Thursday, January 26, 2012

Man On a Ledge Review

Asger Leth’s “Man on a Ledge” puts Nick Cassidy (Sam Worthington), a recently escaped prisoner and ex-cop who was supposedly set up for stealing a prized diamond, high above the streets of New York, perched on top of a ledge of an upscale hotel. After a couple of minutes a massive crowd starts to form, and the cops are called in to try and talk him down.

An intriguing setup that’s ultimately wasted. “Man on a Ledge” turns out to be one of those movies that gets less interesting as it goes on. We find out that Nick is up there to prove that he was set up. Across the street his brother Joey (Jamie Bell) and Joey’s girlfriend Angie (Genesis Rodriguez) are stealing the diamond (as if diamond heists weren’t already overdone in movies).

So you sit there, watching Nick on the ledge, Joey and Angie playing “Oceans Eleven,” (Joey outsmarts the cameras and the heat detectors, while Angie slips into a kinky leather suit to slide through a vent to get to the safe containing the diamond) and the cops bickering with one another.

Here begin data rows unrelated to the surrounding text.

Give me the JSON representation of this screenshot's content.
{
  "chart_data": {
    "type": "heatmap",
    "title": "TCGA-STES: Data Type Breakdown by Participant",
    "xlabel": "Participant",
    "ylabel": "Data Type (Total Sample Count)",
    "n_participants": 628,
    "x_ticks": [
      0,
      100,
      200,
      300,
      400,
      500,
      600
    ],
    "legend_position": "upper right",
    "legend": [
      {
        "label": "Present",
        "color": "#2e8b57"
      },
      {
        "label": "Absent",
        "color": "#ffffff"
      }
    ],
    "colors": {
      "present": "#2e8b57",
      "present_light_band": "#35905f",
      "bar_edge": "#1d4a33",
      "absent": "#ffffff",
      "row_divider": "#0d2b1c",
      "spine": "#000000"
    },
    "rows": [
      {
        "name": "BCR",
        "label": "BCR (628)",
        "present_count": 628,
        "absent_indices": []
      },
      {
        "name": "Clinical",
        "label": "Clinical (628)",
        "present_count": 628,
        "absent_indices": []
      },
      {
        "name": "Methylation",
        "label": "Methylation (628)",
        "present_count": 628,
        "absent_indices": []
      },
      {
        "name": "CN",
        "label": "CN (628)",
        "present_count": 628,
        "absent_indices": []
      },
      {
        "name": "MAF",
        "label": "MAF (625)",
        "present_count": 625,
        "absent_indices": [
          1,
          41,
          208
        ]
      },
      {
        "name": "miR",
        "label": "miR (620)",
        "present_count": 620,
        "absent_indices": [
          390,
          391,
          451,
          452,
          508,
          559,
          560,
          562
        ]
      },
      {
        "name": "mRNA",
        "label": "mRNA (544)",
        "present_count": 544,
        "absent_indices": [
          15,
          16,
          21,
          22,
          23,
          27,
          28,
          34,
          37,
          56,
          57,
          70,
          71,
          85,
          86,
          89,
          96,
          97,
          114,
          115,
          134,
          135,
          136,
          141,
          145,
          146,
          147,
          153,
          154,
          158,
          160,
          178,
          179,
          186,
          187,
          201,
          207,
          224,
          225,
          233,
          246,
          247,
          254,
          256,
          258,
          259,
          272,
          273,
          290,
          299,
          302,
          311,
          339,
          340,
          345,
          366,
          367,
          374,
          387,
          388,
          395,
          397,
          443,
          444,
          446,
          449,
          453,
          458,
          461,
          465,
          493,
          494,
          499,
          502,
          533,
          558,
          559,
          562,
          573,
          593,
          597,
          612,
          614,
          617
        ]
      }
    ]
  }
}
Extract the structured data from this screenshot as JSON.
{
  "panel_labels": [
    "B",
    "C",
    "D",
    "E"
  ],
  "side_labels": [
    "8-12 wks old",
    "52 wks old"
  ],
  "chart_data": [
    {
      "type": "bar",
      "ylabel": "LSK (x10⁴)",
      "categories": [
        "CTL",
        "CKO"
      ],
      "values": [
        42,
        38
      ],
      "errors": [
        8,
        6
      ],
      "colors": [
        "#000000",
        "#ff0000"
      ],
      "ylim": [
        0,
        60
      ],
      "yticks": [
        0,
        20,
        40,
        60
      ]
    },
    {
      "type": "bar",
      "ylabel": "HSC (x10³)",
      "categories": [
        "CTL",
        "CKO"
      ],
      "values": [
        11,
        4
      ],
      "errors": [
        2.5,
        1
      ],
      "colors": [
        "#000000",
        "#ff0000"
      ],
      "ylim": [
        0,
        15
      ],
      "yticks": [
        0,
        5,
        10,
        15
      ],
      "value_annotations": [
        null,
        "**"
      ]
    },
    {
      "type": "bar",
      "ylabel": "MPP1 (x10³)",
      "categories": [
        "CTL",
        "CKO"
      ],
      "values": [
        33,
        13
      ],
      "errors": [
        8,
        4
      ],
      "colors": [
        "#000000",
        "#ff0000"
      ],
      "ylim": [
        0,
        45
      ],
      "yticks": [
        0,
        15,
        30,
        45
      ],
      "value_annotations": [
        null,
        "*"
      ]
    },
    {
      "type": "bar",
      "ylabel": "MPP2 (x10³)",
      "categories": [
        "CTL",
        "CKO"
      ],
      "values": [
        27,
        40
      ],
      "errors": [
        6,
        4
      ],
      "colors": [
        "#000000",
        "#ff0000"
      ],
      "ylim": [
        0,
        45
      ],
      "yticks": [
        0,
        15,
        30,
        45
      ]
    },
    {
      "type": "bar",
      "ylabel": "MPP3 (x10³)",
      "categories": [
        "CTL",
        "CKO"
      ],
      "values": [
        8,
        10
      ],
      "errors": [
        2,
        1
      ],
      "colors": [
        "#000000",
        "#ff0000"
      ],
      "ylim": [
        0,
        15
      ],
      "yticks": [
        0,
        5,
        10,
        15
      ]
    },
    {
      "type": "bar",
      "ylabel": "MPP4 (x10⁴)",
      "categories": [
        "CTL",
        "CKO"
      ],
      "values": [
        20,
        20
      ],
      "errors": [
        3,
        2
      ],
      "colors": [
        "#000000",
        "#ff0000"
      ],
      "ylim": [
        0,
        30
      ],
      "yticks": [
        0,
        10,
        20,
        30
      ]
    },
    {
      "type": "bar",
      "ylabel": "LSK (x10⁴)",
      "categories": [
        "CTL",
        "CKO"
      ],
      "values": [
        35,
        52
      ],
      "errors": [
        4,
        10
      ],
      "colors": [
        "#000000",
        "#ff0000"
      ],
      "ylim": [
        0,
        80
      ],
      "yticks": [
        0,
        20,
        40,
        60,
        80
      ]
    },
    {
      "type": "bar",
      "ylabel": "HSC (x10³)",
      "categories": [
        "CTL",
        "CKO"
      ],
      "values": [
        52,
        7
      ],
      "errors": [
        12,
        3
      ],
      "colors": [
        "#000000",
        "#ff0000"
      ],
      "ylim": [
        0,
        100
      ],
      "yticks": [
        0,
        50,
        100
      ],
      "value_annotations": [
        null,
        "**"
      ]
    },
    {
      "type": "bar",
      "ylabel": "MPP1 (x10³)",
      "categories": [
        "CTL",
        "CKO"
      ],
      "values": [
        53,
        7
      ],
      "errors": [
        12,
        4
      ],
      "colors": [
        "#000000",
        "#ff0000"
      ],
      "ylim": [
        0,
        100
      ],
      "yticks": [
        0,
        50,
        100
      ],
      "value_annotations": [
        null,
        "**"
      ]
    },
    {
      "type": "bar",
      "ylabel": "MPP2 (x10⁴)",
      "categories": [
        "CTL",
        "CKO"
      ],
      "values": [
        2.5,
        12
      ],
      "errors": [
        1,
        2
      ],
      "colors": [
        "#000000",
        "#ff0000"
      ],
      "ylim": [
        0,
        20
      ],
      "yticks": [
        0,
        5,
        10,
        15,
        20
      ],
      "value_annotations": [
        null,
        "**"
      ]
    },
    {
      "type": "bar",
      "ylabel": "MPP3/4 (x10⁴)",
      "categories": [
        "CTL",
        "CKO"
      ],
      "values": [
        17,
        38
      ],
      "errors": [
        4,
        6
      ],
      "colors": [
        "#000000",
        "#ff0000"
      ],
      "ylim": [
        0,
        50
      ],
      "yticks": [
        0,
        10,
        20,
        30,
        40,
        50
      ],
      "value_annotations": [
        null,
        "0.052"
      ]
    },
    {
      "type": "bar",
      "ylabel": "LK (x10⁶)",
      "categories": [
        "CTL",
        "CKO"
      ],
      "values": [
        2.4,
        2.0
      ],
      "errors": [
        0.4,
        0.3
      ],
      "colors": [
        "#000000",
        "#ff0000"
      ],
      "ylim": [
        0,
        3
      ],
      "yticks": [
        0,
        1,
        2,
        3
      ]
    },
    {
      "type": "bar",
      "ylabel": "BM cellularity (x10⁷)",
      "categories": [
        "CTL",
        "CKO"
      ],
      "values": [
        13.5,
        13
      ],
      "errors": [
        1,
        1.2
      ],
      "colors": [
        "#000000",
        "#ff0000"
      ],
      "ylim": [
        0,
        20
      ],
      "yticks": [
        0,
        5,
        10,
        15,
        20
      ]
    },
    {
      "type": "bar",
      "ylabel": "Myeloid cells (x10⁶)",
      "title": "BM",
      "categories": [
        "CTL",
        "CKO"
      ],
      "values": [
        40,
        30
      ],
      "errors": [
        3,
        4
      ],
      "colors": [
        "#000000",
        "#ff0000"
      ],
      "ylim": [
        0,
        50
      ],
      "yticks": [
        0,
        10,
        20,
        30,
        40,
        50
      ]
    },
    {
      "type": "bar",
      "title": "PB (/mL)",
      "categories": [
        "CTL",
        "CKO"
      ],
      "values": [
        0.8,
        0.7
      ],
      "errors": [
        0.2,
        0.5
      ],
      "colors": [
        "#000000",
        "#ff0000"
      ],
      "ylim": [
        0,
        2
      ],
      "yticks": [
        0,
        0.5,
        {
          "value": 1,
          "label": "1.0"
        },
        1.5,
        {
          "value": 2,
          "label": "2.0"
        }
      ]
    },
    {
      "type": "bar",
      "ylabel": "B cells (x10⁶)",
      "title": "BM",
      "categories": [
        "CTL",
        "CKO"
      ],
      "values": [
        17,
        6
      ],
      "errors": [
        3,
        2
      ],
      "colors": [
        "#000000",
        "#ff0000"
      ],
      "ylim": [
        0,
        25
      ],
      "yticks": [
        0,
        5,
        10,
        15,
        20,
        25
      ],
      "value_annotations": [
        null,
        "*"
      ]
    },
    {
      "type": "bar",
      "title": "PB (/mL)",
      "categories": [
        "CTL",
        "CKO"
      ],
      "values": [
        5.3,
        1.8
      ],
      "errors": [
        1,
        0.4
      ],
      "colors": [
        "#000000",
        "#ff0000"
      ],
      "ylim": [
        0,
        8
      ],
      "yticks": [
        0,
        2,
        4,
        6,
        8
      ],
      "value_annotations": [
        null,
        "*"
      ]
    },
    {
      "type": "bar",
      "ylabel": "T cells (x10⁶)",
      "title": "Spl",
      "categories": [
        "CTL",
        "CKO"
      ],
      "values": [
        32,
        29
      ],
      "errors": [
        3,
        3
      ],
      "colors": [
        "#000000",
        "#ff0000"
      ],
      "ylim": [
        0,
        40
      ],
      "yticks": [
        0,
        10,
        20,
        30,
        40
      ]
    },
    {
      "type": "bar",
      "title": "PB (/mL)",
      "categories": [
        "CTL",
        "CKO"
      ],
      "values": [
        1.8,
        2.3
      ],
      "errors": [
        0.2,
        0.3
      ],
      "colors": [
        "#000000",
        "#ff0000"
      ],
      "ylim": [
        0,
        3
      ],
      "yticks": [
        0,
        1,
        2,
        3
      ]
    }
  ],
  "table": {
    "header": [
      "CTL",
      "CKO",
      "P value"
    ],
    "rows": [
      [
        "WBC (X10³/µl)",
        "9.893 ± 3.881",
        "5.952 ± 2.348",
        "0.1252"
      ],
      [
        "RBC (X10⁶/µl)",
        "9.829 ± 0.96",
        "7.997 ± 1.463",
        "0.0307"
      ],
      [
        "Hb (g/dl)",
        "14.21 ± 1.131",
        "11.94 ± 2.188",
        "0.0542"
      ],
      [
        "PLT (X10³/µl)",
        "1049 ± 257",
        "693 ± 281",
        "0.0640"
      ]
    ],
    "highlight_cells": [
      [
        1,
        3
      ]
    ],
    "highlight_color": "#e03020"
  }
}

We wait for something interesting to happen, some big plot twist. But nothing comes and soon the movie builds up to a rather lazy ending.

Sam Worthington is still bland as ever and maybe that’s tolerable in a mindless action film like “Clash of the Titans” but in this one he has to stand around and make conversation with cops and be cool about it, and Worthington doesn’t have the range for that. Luckily he’s helped out tremendously by a lively supporting cast, made up of Elizabeth Banks as a recently shamed cop who tries to get Nick to come in, Ed Harris as a maniacal hotel owner who set Nick up, Edward Burns as a wise guy detective, Titus Welliver as a corrupted cop and Anthony Mackie (in another good but brief role) as Nick’s cop friend.

Look, “Man on a Ledge” isn’t a “Worst Movie of the Year” candidate; it has a certain level of kinetic energy that most audiences will respond to. It has a good premise, but Leth and screenwriter Pablo F. Fenjves fail to take it anywhere exciting or interesting.